Extra teeth also known as supernumerary teeth occur in 0.2 – 0.8% of Caucasians in the primary dentition and 1.5 – 3% in the permanent teeth. The presence of supernumerary is twice more often in males than in females. Usually this condition is hereditary. If the parents have extra teeth there is a 30-50% chance for the child to have supernumerary as well.
In most of the cases the supernumerary tooth is located in the anterior maxilla, in the midline or adjacent to the midline. This condition is known as mesiodens. Basically the mesiodens is a supernumerary tooth but because of its specific location it has a different name. When such is found in the midline in the anterior mandibular section it is not called mesiodens.
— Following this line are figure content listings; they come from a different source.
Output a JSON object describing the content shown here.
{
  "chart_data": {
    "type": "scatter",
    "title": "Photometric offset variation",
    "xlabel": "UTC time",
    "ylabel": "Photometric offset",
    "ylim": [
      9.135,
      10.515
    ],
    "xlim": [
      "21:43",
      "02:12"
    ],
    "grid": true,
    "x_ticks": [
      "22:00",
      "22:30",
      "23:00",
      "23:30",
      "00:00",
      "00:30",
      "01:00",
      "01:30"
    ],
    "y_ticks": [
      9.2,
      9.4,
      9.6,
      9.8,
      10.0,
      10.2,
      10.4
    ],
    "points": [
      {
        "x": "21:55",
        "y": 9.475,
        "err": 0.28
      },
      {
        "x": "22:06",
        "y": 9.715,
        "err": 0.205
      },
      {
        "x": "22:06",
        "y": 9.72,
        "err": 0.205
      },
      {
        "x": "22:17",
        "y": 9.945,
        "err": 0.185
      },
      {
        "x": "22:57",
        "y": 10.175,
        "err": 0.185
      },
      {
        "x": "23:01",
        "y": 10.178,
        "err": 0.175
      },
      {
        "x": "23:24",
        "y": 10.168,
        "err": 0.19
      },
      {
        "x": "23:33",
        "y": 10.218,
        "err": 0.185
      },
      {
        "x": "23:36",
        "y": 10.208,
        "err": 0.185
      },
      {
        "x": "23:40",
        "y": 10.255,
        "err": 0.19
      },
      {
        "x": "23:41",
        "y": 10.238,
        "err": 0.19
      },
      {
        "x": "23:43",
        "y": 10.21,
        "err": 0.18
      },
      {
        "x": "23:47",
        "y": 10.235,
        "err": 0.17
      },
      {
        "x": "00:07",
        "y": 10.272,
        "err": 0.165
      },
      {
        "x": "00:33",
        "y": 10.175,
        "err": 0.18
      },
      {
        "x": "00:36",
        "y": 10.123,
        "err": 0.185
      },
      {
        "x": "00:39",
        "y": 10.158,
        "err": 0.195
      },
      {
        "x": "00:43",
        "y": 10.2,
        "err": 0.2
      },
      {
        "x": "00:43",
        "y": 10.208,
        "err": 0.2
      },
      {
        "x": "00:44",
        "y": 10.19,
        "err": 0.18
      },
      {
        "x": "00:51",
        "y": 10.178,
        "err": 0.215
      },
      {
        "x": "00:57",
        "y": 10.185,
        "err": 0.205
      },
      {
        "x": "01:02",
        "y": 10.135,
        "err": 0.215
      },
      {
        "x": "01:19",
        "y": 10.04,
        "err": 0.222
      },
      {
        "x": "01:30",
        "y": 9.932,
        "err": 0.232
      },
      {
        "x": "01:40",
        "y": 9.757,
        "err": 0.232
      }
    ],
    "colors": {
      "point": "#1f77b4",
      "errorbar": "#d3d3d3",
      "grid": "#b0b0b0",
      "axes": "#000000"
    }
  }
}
The mesiodens has a specific location and typical shape, often reduced and described as conical or tuberculate.
When the extra teeth are located in the posterior regions they are known as paramolars and distomolars. The paramolars are when then supernumerary is adjacent to the normal tooth in the dentition and the distomolars are the extra teeth that have a distal position compared to the normal sequence of the teeth.
What is the male:female ratio in supernumerary teeth and mesiodens?
Supernumerary teeth found in the maxilla : Supernumerary teeth found in the mandible = 5:1
They may be present symmetrically or bilaterally. One of the problems then can cause is the delayed eruption of the permanent tooth that are developing under it in the jaw. That condition is normally presented in the case of mesiodens.
Diseases in which mesiodens and supernumerary teeth occur.
Supernumerary teeth are presented in a number of syndromes and disorders – Cleidocranial dysplasia (Cleidocranial dysostosis), Oral-facial-digital syndrome Type 1 and Gardner syndrome.
The presence of malocclusion should be taken for consideration. The orthodontic problems can be a consequence of a supernumerary teeth that delay the eruption of the permanent teeth and cause tooth crowding. A single panoramic radiograph of the dentition gives us the information about the presence or sometimes the absence of teeth (hypodontia).
Before the treatment of supernumerary teeth there are some procedures that we have to remember. When we plan the orthodontic treatment we need a good quality study models, radiographs (a single panoramic radiograph is enough), and full face and profile photographs. The pictures are very important for the dentist because after the treatment the patient cannot remember his initial outlook. With the full face and profile photographs the dentist should make a before-after picture that objectively shows the change not only in the teeth but in the soft tissues profile and the lips morphology.